Ja, vielleicht ist es schlechter geworden. Das ist etwas, das mich beschäftigt. Wie ist das mit Kindern, mit Erwachsenen, mit Älteren, denen des so schwerfällt. Wo diese Starterkraft unterentwickelt oder untertrainiert ist. Wie kommst du dahin, dass der innere Schweinehund nicht so stark ist. Das ist eine echte Herausforderung. Es ist ja eine alte Leier, dass wir uns zu wenig bewegen. Früher waren es nur die Erwachsenen, jetzt beginnt es, die Kinder zu erfassen. Weil jetzt gibt es diese wunderbaren Werkzeuge, die uns das Arbeiten von überall aus so erleichtern, die andererseits aber ein Suchtverhalten und einen Sog entwickeln für die, die sich schwertun, dieses Minimum an Bewegung zu machen, das der genetische Code bräuchte. Da sind wir in einer definitiv neuen Situation, die das Problem dermaßen verschärft und mit allen Mitteln lockt. Wie der Odysseus, der an den Sirenen vorbeigefahren ist und gesagt hat, ich möchte es hören, aber bindet mich an, damit ich nicht in Versuchung komme, und ihr Matrosen, stöpselt euch die Ohren zu, dann schaff ich das. Und heutzutage ist es bei manchen Kindern so. Die schaffen es nicht, daran vorbeizukommen. Ich als Erwachsener schau, dass ich das hinkrieg für mich. Das ist die ganz große Herausforderung und drum habe ich dieses Buch geschrieben. Ich weiß ja auch nicht, ob das funktioniert, aber es ist einmal eine etwas anders aufgesetzte Art, die viel leichter zugänglich ist. Es müssen die Leute auch was draus machen. Seien das Kindergartenpädagoginnen, Volkschullehrerinnen, Eltern, Manager oder Pfleger im Seniorenheim.

Das bringt uns zum Ende wieder zum Langlaufen, das ein sehr rhythmischer Sport ist, zurück. Welches ist denn Ihre Lieblingsstrecke?
Die nähest liegende, wo ich möglichst wenig mit dem Auto fahren muss.

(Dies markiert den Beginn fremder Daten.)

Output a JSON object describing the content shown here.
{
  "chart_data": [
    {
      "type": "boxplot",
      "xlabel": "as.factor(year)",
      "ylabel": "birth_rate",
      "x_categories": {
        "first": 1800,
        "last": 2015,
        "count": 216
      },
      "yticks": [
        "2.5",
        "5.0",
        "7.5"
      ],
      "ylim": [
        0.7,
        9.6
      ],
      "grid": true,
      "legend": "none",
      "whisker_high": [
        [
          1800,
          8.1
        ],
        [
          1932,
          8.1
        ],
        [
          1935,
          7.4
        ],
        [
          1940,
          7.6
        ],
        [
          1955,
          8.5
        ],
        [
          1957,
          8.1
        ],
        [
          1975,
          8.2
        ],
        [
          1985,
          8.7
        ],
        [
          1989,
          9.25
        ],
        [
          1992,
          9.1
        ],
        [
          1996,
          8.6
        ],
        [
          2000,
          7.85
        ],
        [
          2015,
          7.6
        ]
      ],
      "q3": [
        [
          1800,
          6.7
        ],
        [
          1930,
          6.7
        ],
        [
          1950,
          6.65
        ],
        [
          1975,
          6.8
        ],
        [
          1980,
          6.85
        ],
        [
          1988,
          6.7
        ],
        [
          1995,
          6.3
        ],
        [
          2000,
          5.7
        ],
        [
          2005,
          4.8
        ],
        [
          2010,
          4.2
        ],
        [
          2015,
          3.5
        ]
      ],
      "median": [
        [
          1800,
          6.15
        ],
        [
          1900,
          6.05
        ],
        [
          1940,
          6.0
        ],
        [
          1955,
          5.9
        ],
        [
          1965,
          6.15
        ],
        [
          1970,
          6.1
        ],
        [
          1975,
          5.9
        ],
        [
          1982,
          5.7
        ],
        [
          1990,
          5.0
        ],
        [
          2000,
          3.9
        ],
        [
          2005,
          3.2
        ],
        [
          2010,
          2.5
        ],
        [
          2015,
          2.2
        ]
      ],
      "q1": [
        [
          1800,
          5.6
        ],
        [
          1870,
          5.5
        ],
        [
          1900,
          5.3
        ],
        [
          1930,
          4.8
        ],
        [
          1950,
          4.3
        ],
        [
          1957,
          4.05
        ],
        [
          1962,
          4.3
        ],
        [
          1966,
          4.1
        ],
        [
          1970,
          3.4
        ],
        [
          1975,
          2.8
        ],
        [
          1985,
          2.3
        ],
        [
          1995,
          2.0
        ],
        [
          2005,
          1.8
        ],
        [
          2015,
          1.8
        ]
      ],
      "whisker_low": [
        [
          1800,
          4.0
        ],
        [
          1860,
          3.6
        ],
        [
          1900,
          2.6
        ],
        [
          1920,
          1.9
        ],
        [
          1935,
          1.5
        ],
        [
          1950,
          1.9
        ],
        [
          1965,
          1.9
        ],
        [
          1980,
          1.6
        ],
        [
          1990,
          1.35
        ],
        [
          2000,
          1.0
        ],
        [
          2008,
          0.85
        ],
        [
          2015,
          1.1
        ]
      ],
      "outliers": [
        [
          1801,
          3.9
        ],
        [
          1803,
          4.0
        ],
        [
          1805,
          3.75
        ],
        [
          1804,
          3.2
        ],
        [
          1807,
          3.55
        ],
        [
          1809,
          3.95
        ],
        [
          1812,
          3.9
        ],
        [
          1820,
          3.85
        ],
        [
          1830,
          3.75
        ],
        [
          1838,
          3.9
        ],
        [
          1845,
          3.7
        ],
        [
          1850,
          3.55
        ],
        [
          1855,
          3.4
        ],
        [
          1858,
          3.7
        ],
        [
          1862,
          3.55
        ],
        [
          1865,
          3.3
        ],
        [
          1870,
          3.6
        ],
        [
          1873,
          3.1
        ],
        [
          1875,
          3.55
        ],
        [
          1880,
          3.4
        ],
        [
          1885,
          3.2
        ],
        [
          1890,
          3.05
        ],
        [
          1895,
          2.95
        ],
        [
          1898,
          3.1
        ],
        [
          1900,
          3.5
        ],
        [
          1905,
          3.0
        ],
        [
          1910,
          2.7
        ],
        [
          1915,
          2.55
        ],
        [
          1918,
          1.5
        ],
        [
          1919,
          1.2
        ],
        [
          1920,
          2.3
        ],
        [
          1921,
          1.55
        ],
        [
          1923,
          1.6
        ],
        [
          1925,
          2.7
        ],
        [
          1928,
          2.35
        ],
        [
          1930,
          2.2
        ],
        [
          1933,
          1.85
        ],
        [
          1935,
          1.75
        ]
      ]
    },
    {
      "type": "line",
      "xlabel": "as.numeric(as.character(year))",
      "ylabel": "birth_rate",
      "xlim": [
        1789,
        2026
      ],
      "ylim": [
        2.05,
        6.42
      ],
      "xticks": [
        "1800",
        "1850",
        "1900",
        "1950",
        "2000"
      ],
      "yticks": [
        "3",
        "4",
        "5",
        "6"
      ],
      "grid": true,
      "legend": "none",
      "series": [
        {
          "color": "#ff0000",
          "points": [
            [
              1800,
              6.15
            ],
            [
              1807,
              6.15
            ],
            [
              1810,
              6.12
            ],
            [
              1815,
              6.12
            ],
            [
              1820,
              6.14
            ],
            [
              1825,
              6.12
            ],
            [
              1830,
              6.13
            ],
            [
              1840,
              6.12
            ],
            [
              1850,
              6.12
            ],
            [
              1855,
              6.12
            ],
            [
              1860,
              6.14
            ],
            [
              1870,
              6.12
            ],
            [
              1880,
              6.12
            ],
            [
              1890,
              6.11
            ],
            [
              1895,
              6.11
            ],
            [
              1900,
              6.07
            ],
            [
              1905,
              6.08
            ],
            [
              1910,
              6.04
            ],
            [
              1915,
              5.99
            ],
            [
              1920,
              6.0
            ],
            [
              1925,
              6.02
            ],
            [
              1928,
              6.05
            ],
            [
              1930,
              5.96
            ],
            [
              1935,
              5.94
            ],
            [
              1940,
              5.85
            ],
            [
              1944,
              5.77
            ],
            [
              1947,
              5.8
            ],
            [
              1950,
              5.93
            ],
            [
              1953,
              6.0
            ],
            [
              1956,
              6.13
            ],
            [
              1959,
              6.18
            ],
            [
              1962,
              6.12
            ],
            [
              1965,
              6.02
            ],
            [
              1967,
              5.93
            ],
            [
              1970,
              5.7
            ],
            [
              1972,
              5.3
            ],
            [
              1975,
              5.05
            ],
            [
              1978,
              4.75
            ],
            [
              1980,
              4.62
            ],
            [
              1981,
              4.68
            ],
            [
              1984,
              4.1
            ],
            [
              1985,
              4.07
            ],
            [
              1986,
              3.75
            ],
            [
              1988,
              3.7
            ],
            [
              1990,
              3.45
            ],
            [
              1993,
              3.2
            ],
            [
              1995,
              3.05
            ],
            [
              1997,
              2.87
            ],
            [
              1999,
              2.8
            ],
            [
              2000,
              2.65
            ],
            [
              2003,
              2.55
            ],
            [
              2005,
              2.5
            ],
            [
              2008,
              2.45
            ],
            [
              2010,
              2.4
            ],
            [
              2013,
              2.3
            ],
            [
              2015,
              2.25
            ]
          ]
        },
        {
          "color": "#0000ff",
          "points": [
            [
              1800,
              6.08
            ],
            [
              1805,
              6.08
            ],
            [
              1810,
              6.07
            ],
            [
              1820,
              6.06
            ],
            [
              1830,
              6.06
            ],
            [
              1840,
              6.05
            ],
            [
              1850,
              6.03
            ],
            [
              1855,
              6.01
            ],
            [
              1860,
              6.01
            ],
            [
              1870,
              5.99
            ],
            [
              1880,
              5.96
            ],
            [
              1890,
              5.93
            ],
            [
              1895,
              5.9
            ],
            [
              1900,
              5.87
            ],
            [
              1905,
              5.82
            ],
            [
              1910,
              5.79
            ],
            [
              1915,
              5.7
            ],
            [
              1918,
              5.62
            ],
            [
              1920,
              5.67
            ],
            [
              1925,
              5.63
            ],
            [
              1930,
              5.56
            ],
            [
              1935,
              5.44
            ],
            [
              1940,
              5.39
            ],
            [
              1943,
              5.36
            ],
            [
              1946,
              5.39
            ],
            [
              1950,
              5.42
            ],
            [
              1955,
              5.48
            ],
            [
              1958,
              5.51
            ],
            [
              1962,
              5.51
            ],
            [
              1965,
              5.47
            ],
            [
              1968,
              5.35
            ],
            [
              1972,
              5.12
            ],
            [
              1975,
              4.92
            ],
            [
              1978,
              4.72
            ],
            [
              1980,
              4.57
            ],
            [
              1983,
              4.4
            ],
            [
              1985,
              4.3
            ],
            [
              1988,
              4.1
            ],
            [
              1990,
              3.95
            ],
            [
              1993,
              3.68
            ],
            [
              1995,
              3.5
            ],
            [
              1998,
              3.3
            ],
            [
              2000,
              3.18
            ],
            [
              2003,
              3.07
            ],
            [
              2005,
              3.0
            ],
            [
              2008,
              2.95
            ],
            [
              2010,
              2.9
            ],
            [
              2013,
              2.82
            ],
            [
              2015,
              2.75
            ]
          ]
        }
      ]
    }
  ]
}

Das wäre dann die Loipe im Gnadenwald hinter Absam. Da fahr ich genau sechs Minuten hin. Die geht halt aber nicht immer. Sonst bin ich natürlich in Seefeld, das ist klar, die haben sehr schöne Loipen. Das beste Erlebnis hatte ich aber 1994 bei den Olympischen Spielen in Lillehammer. Ich war damals Sportdirektor bei den Nordischen und bin am Abend vor dem 50-Kilometer-Bewerb mit Gerhard Thaler, dem Rennchef von Fischer, auf der Strecke im klassischen Stil gelaufen. Der Gerhard hat gedacht, jetzt führt er einmal den Skispringer vor. Ich hab damals aber gerade die Langlauftrainerausbildung gemacht und war sehr gut drauf. Nach einem Kilometer hat er das gemerkt und wir sind das gemeinsam gelaufen. Da waren, glaub ich, 20.000 Leute. Das war wie ein Rennen. Überall sind sie gesessen bei den Lagerfeuern und haben uns angefeuert. Die Strecke war hell von den Feuern und es war eine traumhafte Strecke. Vor allem hab ich so was ja nie erlebt, dass ich kilometerweit durch Leute laufe und nach jedem Hügel war wieder ein Zeltdorf. Unglaublich.

Die 12 Tiroler


 

Die 12 Tiroler
lautet der Titel des neuen Buchs von Toni Innauer, das er gemeinsam mit Sportwissenschafter Patrick Koller vom Sportresort Hohe Salve geschrieben hat. Die Übungen zur Beweglichkeit sind von 12 Tieren des Alpenraums inspiriert.